I remember picking my girls up from preschool once, and seeing that the teacher had written a letter on Isabella’s hand. I was taken aback at first. Writing on a little kid’s skin didn’t seem like a good idea to me. Yet, my sweet girl was so proud and excited to show me she had learned a letter and its sound that day.
I swallowed my concerns, and focused on her enthusiasm for learning. It really was exciting that she was learning letter sounds, and having a letter written on her hand was a reminder to review it several times throughout the afternoon, and to tell Daddy about it at dinner.
I knew right away that making these letter rings would be a big hit around here. The moment after we stuck the letters onto the rings, Isabella was gliding them onto her little fingers.
I don’t know whether you can tell what these rings are made of. It’s actually an upcycled item – the pull tab from a new half-gallon of milk or a carton of orange juice.(Disclosure: this post contains affiliate links.) We simply stuck on foam letters. They stayed stuck on remarkably well, yet we could peel them off to adjust the ones that we accidentally put on sideways.I like that the foam letters are dimensional, and so the child can trace them and feel their shape, kind of like you can with my DIY multi-sensory ABC cards.
If you are introducing letters for the first time, it’s good to start with just one at a time. Later you can review with several at a time.
Once the novelty of just wearing a few letters wear off, you can use them for little games.
1. Have the child choose a letter ring to wear, then while they wear that ring, walk around
looking for items that start with that sound. (You might want to have strategically placed a few items for trickier letters!) Repeat with another letter ring.
2. While wearing a letter ring, help the child look through a simple book to find that letter on its pages.
3. Help the child pick out and wear the letters for his or her name.
4. If your child is a beginning reader, you can provide letters that spell simple words, and let them change out the letters, changing, say, cat to mat.
The next thing to do is to just take the rings off and read to your child.
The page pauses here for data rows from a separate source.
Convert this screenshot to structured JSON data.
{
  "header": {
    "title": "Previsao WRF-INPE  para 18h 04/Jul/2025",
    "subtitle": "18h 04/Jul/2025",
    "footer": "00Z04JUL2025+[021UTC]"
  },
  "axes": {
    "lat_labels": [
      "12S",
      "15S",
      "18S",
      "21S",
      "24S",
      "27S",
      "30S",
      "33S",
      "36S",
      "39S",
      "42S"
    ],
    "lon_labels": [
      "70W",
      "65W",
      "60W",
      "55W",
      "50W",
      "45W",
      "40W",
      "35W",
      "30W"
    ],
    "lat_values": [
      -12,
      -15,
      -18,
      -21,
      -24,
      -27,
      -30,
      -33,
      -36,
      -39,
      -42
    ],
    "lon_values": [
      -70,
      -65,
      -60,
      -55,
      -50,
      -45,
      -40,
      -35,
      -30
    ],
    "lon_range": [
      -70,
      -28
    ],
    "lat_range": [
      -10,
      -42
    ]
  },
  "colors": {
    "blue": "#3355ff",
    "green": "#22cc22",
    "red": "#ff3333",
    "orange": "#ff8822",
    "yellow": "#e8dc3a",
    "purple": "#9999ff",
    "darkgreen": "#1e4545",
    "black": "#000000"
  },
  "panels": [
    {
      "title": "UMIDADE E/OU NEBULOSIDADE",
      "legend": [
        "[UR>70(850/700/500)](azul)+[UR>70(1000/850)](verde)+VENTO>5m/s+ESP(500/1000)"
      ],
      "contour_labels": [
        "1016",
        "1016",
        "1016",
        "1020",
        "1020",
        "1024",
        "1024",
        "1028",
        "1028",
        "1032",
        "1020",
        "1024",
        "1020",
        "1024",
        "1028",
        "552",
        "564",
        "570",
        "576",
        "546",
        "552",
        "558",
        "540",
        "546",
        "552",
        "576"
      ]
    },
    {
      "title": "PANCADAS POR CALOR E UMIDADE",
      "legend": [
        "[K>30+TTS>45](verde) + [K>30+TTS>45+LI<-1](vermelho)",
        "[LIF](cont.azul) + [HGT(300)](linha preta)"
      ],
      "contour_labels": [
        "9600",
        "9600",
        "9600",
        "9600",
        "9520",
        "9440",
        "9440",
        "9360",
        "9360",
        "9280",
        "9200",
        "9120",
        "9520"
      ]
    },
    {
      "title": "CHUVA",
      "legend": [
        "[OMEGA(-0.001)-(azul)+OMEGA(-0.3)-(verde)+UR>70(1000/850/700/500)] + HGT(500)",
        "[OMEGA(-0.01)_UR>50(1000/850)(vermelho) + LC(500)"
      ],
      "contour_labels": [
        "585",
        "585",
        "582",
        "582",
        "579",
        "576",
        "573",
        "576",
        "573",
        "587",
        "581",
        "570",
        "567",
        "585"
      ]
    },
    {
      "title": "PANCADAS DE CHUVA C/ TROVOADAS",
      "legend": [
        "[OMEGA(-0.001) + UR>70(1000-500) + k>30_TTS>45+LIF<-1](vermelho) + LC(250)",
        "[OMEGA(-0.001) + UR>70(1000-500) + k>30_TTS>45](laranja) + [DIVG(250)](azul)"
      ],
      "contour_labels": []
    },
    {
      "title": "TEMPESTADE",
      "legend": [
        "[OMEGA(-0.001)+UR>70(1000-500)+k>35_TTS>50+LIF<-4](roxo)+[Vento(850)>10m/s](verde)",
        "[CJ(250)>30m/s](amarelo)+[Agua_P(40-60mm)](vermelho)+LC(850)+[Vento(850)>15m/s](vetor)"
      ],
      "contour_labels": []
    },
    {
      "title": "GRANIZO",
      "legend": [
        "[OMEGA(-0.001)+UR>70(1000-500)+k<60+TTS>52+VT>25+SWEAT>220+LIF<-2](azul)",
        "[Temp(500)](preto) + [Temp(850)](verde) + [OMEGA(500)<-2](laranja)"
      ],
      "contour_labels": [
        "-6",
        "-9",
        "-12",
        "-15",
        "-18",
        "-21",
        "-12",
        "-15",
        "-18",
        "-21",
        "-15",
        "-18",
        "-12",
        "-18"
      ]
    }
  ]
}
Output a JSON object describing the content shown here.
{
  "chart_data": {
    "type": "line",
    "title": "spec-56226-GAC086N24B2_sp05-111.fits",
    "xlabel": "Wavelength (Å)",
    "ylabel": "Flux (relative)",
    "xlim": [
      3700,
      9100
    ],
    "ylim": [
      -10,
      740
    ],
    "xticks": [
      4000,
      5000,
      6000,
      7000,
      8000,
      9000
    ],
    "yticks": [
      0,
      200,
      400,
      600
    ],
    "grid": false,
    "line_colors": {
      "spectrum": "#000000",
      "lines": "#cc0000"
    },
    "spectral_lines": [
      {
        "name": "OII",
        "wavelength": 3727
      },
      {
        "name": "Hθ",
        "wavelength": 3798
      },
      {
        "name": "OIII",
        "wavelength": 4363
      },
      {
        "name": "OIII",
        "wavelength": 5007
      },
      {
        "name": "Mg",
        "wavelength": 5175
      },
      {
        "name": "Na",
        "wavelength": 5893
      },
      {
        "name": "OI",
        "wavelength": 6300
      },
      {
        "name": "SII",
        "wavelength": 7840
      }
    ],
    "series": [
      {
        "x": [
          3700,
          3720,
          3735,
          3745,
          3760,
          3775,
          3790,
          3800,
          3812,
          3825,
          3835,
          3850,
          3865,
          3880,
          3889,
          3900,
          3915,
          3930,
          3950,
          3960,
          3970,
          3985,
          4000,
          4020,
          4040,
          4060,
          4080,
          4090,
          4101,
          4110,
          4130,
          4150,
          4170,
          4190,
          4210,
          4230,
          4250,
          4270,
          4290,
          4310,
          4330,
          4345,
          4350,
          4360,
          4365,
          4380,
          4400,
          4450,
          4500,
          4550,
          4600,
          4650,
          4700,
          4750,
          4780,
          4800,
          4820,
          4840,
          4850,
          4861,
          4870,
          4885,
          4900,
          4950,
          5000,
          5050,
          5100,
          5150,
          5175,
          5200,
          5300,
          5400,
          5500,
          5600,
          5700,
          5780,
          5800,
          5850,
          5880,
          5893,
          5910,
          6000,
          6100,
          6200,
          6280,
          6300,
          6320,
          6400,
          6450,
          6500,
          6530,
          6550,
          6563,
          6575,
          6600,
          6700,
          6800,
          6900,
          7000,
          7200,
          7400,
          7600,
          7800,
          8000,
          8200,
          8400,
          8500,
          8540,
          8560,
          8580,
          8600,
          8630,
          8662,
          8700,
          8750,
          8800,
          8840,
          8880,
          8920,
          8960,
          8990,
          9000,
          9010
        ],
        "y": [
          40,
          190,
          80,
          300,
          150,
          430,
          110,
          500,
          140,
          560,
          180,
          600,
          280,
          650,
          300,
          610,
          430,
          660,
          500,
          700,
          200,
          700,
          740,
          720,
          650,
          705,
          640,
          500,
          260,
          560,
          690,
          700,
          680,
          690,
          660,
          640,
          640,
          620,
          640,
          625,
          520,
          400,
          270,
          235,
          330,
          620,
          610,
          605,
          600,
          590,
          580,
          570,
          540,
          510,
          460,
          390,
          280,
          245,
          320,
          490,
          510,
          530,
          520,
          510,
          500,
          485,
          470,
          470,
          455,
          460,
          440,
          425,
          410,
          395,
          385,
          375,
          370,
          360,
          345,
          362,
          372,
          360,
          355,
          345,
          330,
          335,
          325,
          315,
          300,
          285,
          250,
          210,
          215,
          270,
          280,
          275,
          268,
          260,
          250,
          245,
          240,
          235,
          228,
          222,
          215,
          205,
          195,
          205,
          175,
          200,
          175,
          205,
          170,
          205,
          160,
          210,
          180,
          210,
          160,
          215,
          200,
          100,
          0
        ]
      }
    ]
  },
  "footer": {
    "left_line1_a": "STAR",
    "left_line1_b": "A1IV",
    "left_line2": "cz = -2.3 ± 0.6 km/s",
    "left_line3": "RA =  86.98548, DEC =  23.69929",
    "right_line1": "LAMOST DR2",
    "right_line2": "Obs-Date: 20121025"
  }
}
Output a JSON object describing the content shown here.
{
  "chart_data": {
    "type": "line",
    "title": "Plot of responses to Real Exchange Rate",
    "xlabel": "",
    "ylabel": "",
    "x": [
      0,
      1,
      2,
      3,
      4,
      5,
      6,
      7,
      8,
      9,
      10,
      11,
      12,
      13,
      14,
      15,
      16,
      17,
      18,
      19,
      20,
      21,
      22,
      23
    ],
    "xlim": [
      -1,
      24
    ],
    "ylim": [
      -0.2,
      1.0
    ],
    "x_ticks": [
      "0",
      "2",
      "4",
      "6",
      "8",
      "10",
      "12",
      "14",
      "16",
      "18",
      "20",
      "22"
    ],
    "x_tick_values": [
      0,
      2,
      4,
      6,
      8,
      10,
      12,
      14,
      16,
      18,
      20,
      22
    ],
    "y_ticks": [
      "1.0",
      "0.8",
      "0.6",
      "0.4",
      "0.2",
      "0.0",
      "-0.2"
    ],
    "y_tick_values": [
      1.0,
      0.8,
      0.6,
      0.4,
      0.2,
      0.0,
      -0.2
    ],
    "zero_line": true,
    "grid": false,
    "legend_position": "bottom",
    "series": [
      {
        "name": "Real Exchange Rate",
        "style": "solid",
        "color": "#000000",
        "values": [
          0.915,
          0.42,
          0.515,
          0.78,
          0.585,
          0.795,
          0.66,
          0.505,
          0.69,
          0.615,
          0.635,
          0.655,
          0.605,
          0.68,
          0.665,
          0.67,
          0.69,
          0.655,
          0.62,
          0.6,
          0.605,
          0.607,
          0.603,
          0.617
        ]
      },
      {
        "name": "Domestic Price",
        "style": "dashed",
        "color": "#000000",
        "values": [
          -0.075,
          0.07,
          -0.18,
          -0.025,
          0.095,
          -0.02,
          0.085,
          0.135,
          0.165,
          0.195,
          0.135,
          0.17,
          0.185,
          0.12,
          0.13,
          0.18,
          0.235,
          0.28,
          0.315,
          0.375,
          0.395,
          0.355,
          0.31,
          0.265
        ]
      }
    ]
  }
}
One of the rookie mistakes
I made with my oldest was pushing too hard. It’s all worked out in the end, but I do wish I had followed his pace a little better.
My girls have been naturally more enthusiastic about reading. Maybe it all goes back to the letters on the hands – who knows. More likely, it’s a combination of personality and lots of read-aloud time.
One of their favorite books about the alphabet, one they still request even now from time to time, is the classic Curious George alphabet book (affiliate). I like its emphasis on visualizing each letter in a fun way. The girls love all the impish trouble George gets himself into. We all highly recommend it!